I based my conclusion on the fact that studies other than those with SOC, seem to bear out that RVR correlates with SVR. Two examples are the double-dosing studies and more recently the Telaprevir studies. That said, I did share you skepticism of PI induced RVR (before the trials) even though the medical community seemed to be saying that RVR rules. The Telaprevir trials have seemed to show that my concerns were unecessary and the medical community correct.

Why are you skeptical of VX950 (Telaprevir) and "not buying the hype". Studies show around 60% chance of SVR with half the interferon exposure (24 weeks). And if they allowed helper drugs and got the rash treated better, no doubt those SVR figures would be higher.

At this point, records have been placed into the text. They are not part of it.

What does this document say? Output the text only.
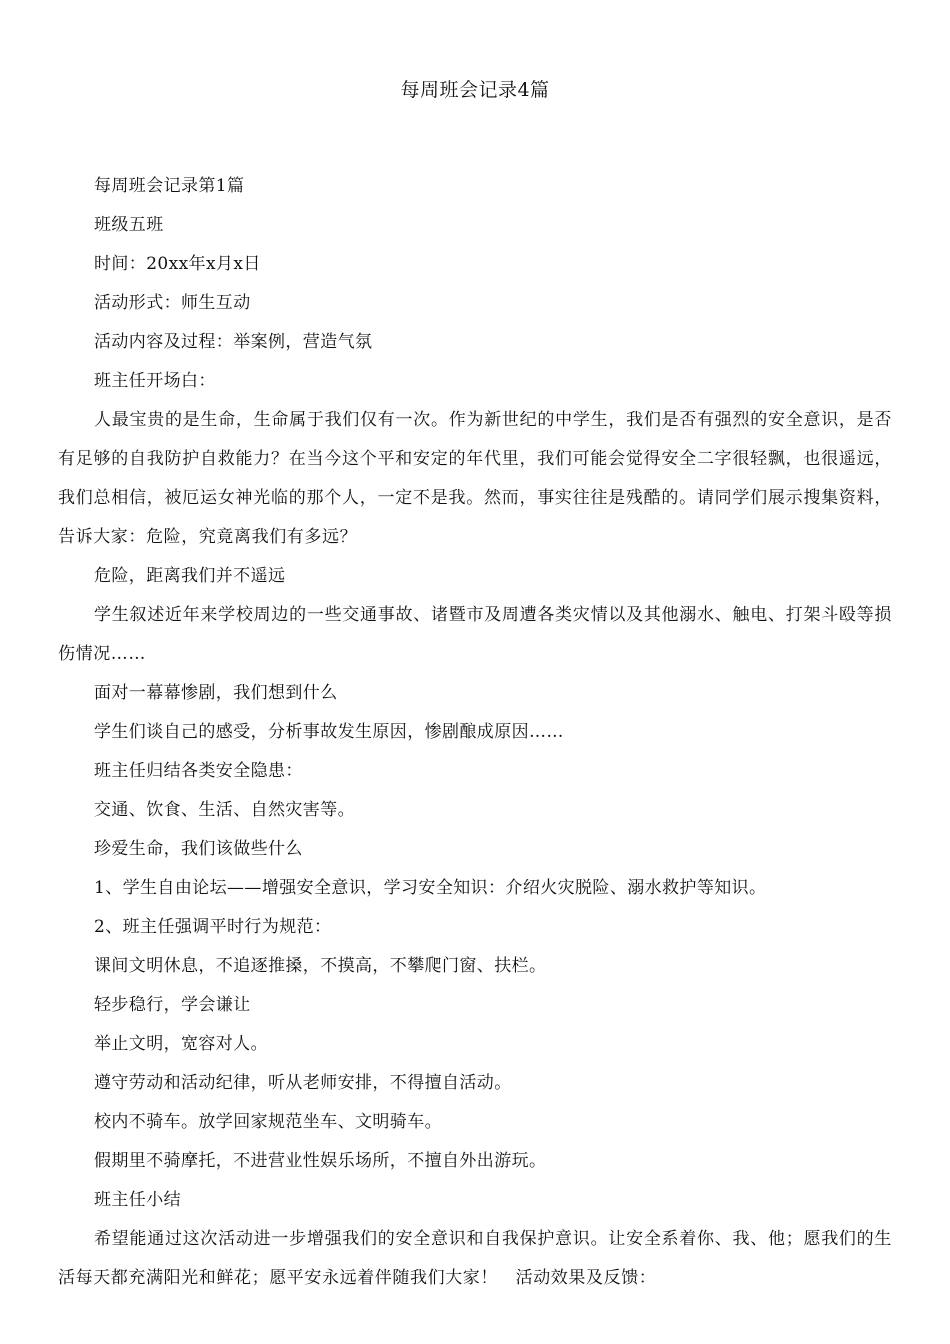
每周班会记录4篇

每周班会记录第1篇

班级五班

时间：20xx年x月x日

活动形式：师生互动

活动内容及过程：举案例，营造气氛

班主任开场白：

人最宝贵的是生命，生命属于我们仅有一次。作为新世纪的中学生，我们是否有强烈的安全意识，是否有足够的自我防护自救能力？在当今这个平和安定的年代里，我们可能会觉得安全二字很轻飘，也很遥远，我们总相信，被厄运女神光临的那个人，一定不是我。然而，事实往往是残酷的。请同学们展示搜集资料，告诉大家：危险，究竟离我们有多远？

危险，距离我们并不遥远

学生叙述近年来学校周边的一些交通事故、诸暨市及周遭各类灾情以及其他溺水、触电、打架斗殴等损伤情况……

面对一幕幕惨剧，我们想到什么

学生们谈自己的感受，分析事故发生原因，惨剧酿成原因……

班主任归结各类安全隐患：

交通、饮食、生活、自然灾害等。

珍爱生命，我们该做些什么

1、学生自由论坛——增强安全意识，学习安全知识：介绍火灾脱险、溺水救护等知识。

2、班主任强调平时行为规范：

课间文明休息，不追逐推搡，不摸高，不攀爬门窗、扶栏。

轻步稳行，学会谦让

举止文明，宽容对人。

遵守劳动和活动纪律，听从老师安排，不得擅自活动。

校内不骑车。放学回家规范坐车、文明骑车。

假期里不骑摩托，不进营业性娱乐场所，不擅自外出游玩。

班主任小结

希望能通过这次活动进一步增强我们的安全意识和自我保护意识。让安全系着你、我、他；愿我们的生活每天都充满阳光和鲜花；愿平安永远着伴随我们大家！　活动效果及反馈：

As to "longer" versus "shorter/high dose" -- I think it depends on what is better for the individual. For example, for someone that had a rapid viral decline, became UND early-on, but relapsed -- then going longer on re-treatment seems to make sense. However, if someone was a slow responder the first time, then hitting the virus early with higher doses -- such as double dosing -- might make more sense. This topic was discussed over at the Clinical Care Options Web Site in the Dietich/Jensen Video "Doc Eye for the Hep Guy". Free registration is required.

Regarding the tapering issue -- I think we're in agreement here, that if one is to taper --  better to do it as an extension of SOC as opposed to in effect cutting SOC short.
The idea of amping up at the end wasn't mind, I was just putting it out for discussion, and I believe it was only the Peg the doctor was talking about, and only for the last week or two. I would have tried it myself except I felt like sh*t at the end and barely made it with the normal dose.

I wish you the very best on re-treatment.